Maria Vagiano is adamant and clear she would never share her salary after an uncomfortable experience in a past, high octane work environment. She says: “I made the mistake once and colleagues were jealous. I used to work in investment banking and worked long hours. The stress was incredible. I worked on million-dollar accounts, never had a lunch break, even a toilet break was frowned upon. Colleagues stopped talking to me because I was on a good wage. They only saw how much I earned and not how much I worked for that salary.
“The salary did not justify the job or the massive effort I put in.”
There is an issue which looms large for most of us who are reluctant to divulge our pay. That of judgement. Our pay should not be a benchmark for our worth, but we have managed to tie it up as such. We often attribute success with hard work and ability, which we acutely link with monetary gain.
The downside to this is that it can lead to perverted bias and judgement as we balance our finances against our achievements to that of others. And vice versa. High income earners are naturally more private as to their salary as jealousy and judgement can sit on the surface.
Jen Byrne designs and makes teething jewellery for parents and babies with her home run business Corlily. She doesn’t mind discussing finances but prefaces this with, “I think it’s because I honestly don’t make much. I know I’ve said it to friends, but they wouldn’t be as forthcoming to be fair. They would be on much higher salaries. It seems like people who have more money don’t want to justify themselves as to what they do or don’t spend their money on. It’s a touchy subject. I also wouldn’t ask someone what they’re on. I don’t think that’s right. I guess everyone on either end feels judged somehow.”
We can easily overestimate our performance and contribute it to financial gain or, likewise, underestimate the performance of colleagues in comparison to ourselves. This is a dangerous game as it plays us against each other. The question of pay unfairness is widespread and can negatively affect our rational thinking when validating our salary in comparison to colleagues. Objectively comparing our income with that of the person who sits next to us for eight hours a day has its benefits, however, especially in a society where the gender pay gap sits at 14%.
Áine Crilly, of The HR Elephant, believes the fear of the unknown is what stops us in our tracks when divulging that all important figure. “Women in the workplace are afraid if they verbalise their salary to highlight a higher pay rate than a colleague, that it will stir the pot and then risk the possibility of losing that figure. Essentially, the unknown ensures they remain silent.”
Talking about our wage has an added advantage of not only addressing the gender pay gap but also knocking the balance of power out of the hands of employers and back on to a level playing field for employees. Pay can vary unfairly and unpredictably, making it difficult but important to challenge the established averages and strike a balance.
Crilly recognises the pay rise process is a very grey area in the workplace. “A causation factor of different rates of pay could be the length of service for example,” she says. “We have a misconception of what is construed to be the ‘norm’ or a socially acceptable rate of pay.
“We struggle and unfortunately do not have the natural ability to speak up or query what our value is worth.
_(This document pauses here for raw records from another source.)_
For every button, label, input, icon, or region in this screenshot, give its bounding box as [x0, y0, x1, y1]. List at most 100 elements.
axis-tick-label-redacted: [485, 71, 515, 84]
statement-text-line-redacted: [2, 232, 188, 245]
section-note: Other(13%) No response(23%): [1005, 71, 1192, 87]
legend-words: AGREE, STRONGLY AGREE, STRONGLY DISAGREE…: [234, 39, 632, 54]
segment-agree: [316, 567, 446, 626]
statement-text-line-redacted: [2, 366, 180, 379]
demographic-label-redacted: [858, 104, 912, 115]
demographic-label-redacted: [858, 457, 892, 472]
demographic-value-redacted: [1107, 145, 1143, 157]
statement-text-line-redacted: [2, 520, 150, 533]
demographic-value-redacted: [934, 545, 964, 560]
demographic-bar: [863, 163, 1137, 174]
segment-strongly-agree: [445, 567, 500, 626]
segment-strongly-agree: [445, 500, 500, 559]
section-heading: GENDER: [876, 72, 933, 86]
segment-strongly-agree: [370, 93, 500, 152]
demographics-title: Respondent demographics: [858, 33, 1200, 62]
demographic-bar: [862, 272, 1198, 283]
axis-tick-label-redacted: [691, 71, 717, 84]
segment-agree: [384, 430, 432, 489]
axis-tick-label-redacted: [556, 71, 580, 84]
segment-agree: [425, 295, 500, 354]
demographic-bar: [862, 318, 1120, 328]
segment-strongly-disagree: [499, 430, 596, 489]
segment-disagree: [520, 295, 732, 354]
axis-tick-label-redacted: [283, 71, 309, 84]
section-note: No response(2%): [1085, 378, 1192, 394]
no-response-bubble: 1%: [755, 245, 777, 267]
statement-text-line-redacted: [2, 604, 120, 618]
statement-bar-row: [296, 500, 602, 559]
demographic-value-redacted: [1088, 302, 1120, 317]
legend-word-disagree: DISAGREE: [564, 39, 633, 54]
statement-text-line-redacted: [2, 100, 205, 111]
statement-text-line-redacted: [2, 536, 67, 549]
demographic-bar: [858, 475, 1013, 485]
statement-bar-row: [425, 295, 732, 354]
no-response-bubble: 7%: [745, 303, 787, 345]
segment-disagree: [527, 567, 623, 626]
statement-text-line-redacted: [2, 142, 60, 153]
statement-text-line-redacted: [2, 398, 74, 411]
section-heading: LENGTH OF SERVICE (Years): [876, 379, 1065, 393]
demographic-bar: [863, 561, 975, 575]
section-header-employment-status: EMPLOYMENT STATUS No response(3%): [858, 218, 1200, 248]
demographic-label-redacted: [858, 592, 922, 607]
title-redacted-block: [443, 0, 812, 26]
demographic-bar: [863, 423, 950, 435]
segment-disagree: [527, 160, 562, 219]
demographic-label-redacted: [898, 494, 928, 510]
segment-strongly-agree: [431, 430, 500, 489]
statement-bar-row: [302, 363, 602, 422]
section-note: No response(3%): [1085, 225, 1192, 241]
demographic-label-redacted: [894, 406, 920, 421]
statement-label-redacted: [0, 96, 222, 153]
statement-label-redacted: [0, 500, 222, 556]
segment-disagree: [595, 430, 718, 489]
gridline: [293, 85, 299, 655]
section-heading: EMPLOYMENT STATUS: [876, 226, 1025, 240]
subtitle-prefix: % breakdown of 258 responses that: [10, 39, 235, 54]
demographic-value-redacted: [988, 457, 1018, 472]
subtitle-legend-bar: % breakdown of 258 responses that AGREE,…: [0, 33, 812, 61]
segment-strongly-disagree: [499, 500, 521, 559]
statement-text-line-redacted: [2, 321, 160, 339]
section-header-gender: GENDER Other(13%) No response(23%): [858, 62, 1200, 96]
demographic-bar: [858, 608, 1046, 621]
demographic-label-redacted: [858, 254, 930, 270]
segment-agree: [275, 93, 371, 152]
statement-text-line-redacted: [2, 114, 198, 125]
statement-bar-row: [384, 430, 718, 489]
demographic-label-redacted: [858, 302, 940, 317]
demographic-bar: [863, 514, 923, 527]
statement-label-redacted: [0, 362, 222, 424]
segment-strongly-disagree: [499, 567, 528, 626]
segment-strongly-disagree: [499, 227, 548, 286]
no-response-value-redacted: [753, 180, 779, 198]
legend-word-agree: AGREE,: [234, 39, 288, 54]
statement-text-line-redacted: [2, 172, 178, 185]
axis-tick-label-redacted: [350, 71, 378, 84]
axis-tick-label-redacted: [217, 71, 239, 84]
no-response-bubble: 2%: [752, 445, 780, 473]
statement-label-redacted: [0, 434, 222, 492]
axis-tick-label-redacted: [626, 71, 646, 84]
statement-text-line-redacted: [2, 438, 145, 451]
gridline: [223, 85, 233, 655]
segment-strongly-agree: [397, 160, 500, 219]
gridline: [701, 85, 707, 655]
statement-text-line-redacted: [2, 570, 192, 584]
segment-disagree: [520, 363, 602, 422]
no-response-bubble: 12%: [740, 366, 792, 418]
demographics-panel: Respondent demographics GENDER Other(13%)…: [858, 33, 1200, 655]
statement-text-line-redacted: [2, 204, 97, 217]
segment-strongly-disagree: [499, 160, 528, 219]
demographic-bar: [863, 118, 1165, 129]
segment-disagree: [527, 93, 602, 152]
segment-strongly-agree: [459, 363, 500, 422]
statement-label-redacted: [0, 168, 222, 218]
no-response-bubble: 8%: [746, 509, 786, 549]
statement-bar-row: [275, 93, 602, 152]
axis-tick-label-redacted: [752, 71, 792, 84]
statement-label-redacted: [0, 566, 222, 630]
That magical figure remains hidden in many businesses.”
Essentially, we hide behind the idea that discussing our finances is taboo. If it remains a private issue between us and HR, we may be doing ourselves an injustice. Leaving our pride behind, opening the doors to this discussion can be a positive one as pay disparity is challenged.
Crilly says: “It is only with educating our society to speak up, be heard and close the pay gap by demanding transparency that we will ensure we can vocalise what we earn and be proud of it. Since gender inequality can exist everywhere, it is intrinsic to encourage the gold standard for companies to strive for in gender equality and diversity.”